More device companies, including large manufacturers, are moving towards a concept of virtual manufacturing, and as a result, they rely on the supply chain and contract manufacturers. “When you’re bringing a finished product to the market, managing a supply chain is a lot different than [when your company is] bringing in raw materials,” says James O’Connor, vice president of worldwide regulatory, quality, and clinical affairs and surgeon ethics and compliance at Small Bone Innovations Inc. (Morrisville, PA). The main responsibility of compliance is in the hands of the company whose supply chain is made up of the contract manufacturers.

Orthopaedics companies must be even more diligent about compliance, especially considering the negative attention focused on the industry during the past few years. “The orthopaedics industry has been singled out with healthcare laws–the antikickback statute, HIPPA, and to a lesser extent, the Starks law and False Claims Act,” says O’Connor. “HHS is interested in [these laws] because they can affect healthcare costs.” The spotlight was placed on the industry during the Department of Justice’s investigation of the big five orthopaedic device companies regarding physician consulting payments. Despite this attention, product regulatory compliance in the orthopaedics industry is no different from other segments of the device industry, says O’Connor, who is chairing a conference session about compliance at OrthoTec 2011.

“When I think of compliance, it’s a more worldly discussion that involves other areas of law,” says O’Connor. “It’s important to understand the entire picture of compliance–the supply chain is just a piece of that picture.”

When managing a contract manufacturer’s supply chain, it’s important to have a team approach in purchasing, quality, engineering, and manufacturing. During the conference session, “Quality in Orthopaedics: Developing and Maintaining a Compliant Program,” the speakers will delve into these areas, along with discussing risk management and recalls, and will help attendees understand their responsibilities in maintaining compliance.

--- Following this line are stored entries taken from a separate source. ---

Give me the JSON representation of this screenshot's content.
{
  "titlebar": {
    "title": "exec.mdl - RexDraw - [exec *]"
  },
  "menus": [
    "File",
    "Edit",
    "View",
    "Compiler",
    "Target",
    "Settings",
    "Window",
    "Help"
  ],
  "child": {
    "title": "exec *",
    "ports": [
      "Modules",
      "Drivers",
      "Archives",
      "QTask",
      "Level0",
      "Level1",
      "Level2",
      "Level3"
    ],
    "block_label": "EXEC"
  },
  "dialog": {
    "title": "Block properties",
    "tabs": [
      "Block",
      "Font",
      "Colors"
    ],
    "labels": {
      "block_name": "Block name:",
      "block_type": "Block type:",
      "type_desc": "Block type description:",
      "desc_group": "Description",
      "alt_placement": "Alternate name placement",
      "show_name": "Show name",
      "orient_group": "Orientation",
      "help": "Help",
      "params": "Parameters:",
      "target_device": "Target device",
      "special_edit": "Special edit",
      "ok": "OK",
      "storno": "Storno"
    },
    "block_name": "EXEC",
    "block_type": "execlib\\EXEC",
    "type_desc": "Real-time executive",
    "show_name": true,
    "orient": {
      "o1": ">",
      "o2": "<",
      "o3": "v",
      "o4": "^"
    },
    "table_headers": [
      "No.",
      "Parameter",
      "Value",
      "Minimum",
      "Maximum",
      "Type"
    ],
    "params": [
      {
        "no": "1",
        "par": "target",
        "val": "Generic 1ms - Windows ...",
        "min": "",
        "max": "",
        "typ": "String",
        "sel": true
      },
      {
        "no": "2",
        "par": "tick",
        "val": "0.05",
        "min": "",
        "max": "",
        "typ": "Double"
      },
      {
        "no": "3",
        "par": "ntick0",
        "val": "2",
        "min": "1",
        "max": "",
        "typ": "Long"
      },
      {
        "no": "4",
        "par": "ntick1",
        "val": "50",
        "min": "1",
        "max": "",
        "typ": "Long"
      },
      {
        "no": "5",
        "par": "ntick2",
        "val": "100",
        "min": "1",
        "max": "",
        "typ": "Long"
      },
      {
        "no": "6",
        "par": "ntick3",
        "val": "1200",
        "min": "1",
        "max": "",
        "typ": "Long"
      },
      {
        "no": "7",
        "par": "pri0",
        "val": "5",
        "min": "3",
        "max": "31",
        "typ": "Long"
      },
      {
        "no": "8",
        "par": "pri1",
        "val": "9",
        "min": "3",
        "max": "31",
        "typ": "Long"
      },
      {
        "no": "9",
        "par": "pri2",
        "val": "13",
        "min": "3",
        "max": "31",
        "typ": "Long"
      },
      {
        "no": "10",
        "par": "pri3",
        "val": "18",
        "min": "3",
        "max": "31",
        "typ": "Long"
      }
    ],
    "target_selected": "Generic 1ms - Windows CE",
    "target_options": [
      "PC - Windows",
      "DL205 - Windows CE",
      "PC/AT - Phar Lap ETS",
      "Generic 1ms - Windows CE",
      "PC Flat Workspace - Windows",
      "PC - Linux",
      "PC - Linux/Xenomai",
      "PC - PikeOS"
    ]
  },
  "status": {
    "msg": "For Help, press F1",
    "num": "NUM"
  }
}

Although there haven’t been changes regarding requirements in this area, O’Connor is seeing increased awareness among regulatory agencies as they place more weight on premarket approval (PMA), prePMA, and postapproval inspections, and contractors and subcontractors. “I’m seeing agencies reach into the second tier of vendors,” says O’Connor. “In many cases, such as Japan, we have to defend that we control these vendors throughout the quality system.” In Europe, O’Connor says quality agreements and the terms and responsibility between a vendor and legal manufacturer are now the subject of scrutiny for inspections.

With certain regulations, compliance is black and white. “I think many manufacturers can get away without a complete assessment of what risks are associated with a process because there might be a lot of people who watch every step,” says O’Connor. “As we move forward, risk assessment is becoming more important—not just in risk and failure analysis [related to] design, but also in risk and failure of the clinical application of a device. In order to assure the utmost patient safety and keep up with compliance in the world today, manufacturers have to focus a lot more energy on risk assessment of the design, manufacturing process, and the clinical use of the device.”

The conference session on compliance takes place Tuesday, May 24 at OrthoTec 2011.